8.02.2006

Moving On

It's been awhile since I posted anything. I've been busy dismantling this apartment I called home for the past year. Soon the internet connection will be cut off, and the blogging will be done from parts unknown. The plants have found permanent homes. So has the car. I've had no such luck. So, like certain elements of my life, this post will be all over the place.

The only things still left on the walls are my family pictures, and two posters, and they're coming down today. One, a gauzy black and white print, is of Rosa Parks sitting on the bus. Her bus. She made that bus hers. The serenity of her posture gives no clue to the upheaval that would follow her quiet act of courage. Miss Rosa was not a lawbreaker, but on the day she sat down in that bus seat she broke the law; an unjust law.

The other poster on my wall is a movie poster of Brandon Lee as "The Crow." Both Rosa and Brandon, in my mind are heroes. One on the silver screen-- the other in real life.

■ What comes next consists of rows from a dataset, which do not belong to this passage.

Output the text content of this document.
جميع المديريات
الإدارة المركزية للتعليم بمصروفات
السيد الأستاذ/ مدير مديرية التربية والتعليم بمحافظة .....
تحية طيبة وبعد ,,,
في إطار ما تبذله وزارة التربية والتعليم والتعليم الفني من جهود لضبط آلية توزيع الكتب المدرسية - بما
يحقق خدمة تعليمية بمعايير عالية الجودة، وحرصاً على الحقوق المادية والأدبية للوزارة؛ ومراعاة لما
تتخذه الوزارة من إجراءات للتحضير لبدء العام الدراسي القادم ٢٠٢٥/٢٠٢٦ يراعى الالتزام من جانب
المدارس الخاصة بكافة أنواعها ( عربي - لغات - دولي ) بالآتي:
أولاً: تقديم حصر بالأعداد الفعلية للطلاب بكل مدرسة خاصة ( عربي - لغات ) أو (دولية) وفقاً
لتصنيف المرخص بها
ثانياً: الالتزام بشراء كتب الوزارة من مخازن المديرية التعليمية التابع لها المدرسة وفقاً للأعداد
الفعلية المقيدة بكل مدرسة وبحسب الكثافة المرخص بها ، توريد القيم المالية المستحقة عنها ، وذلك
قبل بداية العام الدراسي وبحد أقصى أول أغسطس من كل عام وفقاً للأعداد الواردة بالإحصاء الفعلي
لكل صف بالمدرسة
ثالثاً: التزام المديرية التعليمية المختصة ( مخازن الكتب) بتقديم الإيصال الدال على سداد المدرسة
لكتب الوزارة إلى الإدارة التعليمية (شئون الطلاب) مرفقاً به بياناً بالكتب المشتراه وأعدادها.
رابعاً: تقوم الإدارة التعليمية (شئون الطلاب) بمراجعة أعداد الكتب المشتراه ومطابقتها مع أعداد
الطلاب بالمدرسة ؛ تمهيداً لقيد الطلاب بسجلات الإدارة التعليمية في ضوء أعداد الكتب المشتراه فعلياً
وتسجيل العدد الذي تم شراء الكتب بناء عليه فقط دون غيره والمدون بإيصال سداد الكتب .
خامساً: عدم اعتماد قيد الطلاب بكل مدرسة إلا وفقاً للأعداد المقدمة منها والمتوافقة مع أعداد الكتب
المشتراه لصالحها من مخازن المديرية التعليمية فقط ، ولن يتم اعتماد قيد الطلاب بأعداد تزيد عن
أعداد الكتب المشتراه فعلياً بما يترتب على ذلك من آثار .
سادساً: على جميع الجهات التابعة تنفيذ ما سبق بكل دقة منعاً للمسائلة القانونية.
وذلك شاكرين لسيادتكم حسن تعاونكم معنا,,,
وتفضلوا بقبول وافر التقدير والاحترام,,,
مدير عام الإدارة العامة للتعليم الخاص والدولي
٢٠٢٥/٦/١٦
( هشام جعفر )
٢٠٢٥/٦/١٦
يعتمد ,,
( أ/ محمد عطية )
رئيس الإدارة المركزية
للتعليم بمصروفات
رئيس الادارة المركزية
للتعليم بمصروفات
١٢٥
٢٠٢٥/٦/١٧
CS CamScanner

Boxes are filled up with everything I own--which ain't much, and they're lined up against the walls, ready to be carried out, again. I've played this scene so many times before. Moving day, moving on. Because I'm kind of at a loss for words right now, I'll share this poem written many years ago, but still real.

HOME (for Papasito)

Don't know
Where I belong anymore:
Miami, New York
Country
Or city.
The only place
That ever felt like home
Was in your arms. ###

A few days ago, I read a story in the local community paper about a newly married couple who own between them three homes. Their dilemna is: where to live together. In which home?
A blog written by a homeless guy in North Carolina-- also married, with three kids-- presents a different set of problems. Where to live---where? And the blog of Wandering Scribe is the saga of a woman in London who lived in her car in the woods for nine months. ATale of Two Cities revisited?

For the Homeless Guy, being in his forties with a bad back, and running for the bus is one of his problems. Although I understand he is now working, that job hasn't ended his poverty. And he is not an aberration. For too many of us, the streets are one paycheck away. I know some of you will fade out on me when I quote these words again. But here they are, spoken nearly fifty years ago:

"It is a crime for people to live in this rich nation and receive starvation wages." -- Dr. Martin Luther King, Jr. addressing strikers in Memphis, March 18, 1968.

All the more powerful because these words were spoken by a reverend, a man of God. He didn't say it's a crime for adults or white males to be paid starvation wages. He didn't say it's a crime for American born citizens to be paid starvation wages. And he didn't say it's a crime for English speakers to be paid starvation wages. He said people. People working for wages. That's all of us who aren't living off our stocks or real estate, or offshore bank accounts.

Call me crazy, call me loco--whatever. If I'm going to work and be poor anyway, then my work is going to mean something; the work itself must provide sustenance. If I can't be proud of my paycheck, I'm going to be proud of my work. If you hate what you do, no amount of money will ever be enough. If you believe in your work, you will somehow always make it. And isn't it strange, that some of the best work you can do can be called "illegal?" In certain US cities-- Orlando for one, sharing food with homeless people is against the law. Go to www.foodnotbombs.net to find out more about their work.